僕はその瞬間だけが唯一、全てから解放された気分になれるんだ。
休日にすることもなく、ただごろごろする至福の時。塀に顎を乗せて外を見ていると、目の前を赤いランドセルを背負った小さなどんぐり。
たった一人でのろのろと歩く女の子に、僕は右手を上げて時計を見る。もう、正午だ。
日曜学校というものがあるらしいが、この子もそれに行っていたのだろうか。塀の上の生首に気づく事無く女の子は歩いて行く。
何となく目で追ってみると、赤いランドセルに奇妙な文言の書かれた紙が貼られていた。
このこをふりむかせないでください。
ほごしゃいちどうからのおねがい。
…………。
意味が分からない。
興味の湧いた僕は、とりあえずその女の子の後をつけてみた。もちろん、最終的な目標は少女を振り向かせる事だ。
といっても小学生低学年ほどの女の子を追い掛け回すなんて不審者の極みであるし、そう長い事つけ回そうってつもりでもない。
だから僕はその子を観察している訳だけど、どうも変わった所がある様子もなかった。寝違いでもしているのか、首を怪我でもしているのか。
よくある都市伝説ではこういった手合いだと、振り返ると首が切られる、なあんてものを聞き及んだ事はあるが、それは振り向くなと言われた時のお話だ。
僕は吸い終わった煙草を携帯灰皿に押し込むと、足音を忍ばせて女の子の後ろについた。
テープで上だけ、簡単に止められた白紙がその身をくねらせている。
一反木綿。そんな言葉が思い浮かんだけど、一反じゃない。
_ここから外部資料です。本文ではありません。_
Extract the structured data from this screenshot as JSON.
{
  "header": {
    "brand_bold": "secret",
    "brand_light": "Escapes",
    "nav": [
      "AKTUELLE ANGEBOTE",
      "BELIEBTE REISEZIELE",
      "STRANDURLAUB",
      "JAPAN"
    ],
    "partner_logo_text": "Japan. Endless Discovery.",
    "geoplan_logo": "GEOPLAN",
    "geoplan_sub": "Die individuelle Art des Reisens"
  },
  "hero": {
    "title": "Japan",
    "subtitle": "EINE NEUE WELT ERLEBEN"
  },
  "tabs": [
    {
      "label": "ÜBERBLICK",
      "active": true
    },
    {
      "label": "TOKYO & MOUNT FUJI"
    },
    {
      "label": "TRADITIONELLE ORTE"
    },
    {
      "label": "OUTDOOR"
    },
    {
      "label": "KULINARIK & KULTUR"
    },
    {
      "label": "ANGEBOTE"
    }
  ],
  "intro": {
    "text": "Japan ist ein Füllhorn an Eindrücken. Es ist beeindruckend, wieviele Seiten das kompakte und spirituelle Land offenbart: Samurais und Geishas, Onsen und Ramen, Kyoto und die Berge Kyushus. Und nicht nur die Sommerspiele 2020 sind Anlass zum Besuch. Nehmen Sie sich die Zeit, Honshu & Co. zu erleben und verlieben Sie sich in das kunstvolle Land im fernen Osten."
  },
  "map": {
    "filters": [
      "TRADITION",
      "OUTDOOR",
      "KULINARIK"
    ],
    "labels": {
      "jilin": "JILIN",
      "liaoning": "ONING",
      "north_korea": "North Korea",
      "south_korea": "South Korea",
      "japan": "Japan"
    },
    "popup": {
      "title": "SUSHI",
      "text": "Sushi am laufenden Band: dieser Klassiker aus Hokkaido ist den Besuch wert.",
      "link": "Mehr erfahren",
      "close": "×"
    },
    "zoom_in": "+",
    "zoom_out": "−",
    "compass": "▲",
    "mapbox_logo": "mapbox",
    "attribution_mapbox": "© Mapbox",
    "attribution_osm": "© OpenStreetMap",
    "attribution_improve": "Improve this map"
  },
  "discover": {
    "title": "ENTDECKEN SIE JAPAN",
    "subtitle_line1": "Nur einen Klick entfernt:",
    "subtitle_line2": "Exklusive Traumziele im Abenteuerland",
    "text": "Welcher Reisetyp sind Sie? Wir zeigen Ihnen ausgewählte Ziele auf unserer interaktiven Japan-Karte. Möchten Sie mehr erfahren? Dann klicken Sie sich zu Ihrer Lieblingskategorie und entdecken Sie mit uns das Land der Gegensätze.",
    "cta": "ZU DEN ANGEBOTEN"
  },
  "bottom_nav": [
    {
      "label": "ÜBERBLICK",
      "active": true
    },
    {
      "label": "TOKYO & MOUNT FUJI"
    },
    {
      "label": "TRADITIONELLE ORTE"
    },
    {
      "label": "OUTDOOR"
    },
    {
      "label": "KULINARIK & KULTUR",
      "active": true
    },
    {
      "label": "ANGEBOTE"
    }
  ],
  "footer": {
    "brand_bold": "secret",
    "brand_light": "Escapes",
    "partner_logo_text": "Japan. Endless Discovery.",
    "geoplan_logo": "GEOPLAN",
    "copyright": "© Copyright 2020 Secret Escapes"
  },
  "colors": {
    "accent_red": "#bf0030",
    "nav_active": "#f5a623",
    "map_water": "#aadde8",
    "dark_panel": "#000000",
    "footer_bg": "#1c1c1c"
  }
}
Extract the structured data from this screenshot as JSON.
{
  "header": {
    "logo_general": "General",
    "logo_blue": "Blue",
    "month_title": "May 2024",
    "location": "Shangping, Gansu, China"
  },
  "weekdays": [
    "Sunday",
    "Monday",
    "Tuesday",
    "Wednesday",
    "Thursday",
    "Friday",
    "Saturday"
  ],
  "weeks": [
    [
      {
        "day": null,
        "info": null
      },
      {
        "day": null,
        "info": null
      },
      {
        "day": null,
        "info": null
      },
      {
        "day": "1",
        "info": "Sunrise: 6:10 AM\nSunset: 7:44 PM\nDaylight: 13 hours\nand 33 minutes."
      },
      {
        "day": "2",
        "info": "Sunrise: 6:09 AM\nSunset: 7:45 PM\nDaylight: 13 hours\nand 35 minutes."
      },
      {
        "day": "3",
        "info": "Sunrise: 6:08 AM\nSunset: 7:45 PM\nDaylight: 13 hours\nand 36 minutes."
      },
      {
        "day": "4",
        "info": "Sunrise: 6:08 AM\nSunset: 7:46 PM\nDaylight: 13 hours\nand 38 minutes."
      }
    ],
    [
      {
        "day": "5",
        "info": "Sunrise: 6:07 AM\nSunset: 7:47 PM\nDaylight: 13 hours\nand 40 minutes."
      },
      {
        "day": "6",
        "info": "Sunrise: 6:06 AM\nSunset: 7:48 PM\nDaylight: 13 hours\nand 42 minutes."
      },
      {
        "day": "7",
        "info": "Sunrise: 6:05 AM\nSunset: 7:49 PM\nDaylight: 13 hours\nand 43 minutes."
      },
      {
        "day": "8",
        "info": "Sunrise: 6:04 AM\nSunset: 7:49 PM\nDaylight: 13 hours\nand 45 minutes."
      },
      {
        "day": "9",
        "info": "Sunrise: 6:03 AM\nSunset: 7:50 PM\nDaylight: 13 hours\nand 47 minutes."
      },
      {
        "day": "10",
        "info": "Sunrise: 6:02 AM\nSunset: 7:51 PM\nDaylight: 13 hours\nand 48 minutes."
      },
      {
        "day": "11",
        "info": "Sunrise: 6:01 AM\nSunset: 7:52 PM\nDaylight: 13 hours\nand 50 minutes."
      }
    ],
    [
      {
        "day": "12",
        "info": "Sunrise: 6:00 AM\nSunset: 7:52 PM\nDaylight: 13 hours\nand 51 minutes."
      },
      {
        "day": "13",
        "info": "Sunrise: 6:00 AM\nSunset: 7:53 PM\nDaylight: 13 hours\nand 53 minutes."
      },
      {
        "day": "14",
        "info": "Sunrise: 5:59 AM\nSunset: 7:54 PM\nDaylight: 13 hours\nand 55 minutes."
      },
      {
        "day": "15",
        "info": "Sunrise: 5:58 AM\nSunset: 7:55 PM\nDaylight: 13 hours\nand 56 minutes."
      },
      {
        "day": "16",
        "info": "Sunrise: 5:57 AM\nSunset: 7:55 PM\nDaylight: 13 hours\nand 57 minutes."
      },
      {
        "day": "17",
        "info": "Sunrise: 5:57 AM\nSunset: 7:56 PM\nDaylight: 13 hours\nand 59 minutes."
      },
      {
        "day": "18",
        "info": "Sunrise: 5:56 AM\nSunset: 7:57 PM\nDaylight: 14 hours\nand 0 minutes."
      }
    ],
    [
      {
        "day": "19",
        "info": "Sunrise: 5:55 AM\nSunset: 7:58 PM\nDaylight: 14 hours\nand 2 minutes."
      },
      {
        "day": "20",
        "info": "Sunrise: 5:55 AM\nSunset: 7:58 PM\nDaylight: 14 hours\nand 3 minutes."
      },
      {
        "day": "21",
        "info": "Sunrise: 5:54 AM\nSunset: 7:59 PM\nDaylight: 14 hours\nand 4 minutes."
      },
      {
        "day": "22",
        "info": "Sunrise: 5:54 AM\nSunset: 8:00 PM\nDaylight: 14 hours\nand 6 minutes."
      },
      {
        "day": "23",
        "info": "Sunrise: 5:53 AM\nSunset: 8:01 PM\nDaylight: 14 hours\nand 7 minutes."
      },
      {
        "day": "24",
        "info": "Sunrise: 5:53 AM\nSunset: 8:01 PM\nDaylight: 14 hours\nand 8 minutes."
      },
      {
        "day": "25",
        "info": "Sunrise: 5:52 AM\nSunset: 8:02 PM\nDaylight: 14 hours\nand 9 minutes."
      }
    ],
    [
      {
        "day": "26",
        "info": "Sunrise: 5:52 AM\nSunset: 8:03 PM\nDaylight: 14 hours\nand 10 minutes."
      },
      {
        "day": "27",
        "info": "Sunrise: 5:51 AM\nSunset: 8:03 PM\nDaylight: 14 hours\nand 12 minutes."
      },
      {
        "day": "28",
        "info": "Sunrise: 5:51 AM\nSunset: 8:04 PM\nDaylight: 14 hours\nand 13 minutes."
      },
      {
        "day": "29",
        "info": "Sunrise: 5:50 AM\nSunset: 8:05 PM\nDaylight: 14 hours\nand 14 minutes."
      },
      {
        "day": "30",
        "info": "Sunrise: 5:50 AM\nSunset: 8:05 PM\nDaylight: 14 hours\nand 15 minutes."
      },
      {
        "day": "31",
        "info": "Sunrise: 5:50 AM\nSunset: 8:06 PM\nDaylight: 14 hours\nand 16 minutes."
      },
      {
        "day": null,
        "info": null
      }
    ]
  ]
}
一寸? いや、一寸では小さすぎるかな。
そんな事を考えながら、たぶん学友からいたずらされたであろう紙を取った。
音はしなかったけど、違和感があったのか女の子が振り返る。
肩を反らし、首を曲げ、子供も大人もやるごくごく普通の動作で後ろを確認しようとした女の子。
その首はぐるりと回転して、そのまま地面に落ちてしまった。
抉れた首元に溢れ出す血溜りは、時折勢い良く飛沫を上げて僕の持っている白紙に赤い斑点がついた。女の子は、訳がわからずと地面の上で目を瞬かせている。
まるで電球のソケットみたいな頭と首と、捩れた先が赤黒く。
後は立ち尽くす女の子の体が真っ赤になって、その上に雪が積もって真っ白になるまで、僕はずっと泣きそうになりながら、こちらを見続ける女の子とにらめっこをしているのだった。
霜月透子様主催【ヒヤゾク企画】参加作品、五作品目となります。
僕は女の子の体が血に染まってもなにもしませんでしたが、皆さんはこういう状況に陥ってしまったらきちんと救急に電話を入れて、止血したり、首を回して元に戻らないかなど最善策を模索しましょう。
注意書きは素直に受け入れましょう。女の子に限らずつけ回すのは止めましょう。
人の嫌がる事をするととんでもないしっぺ返しがあるかも知れません。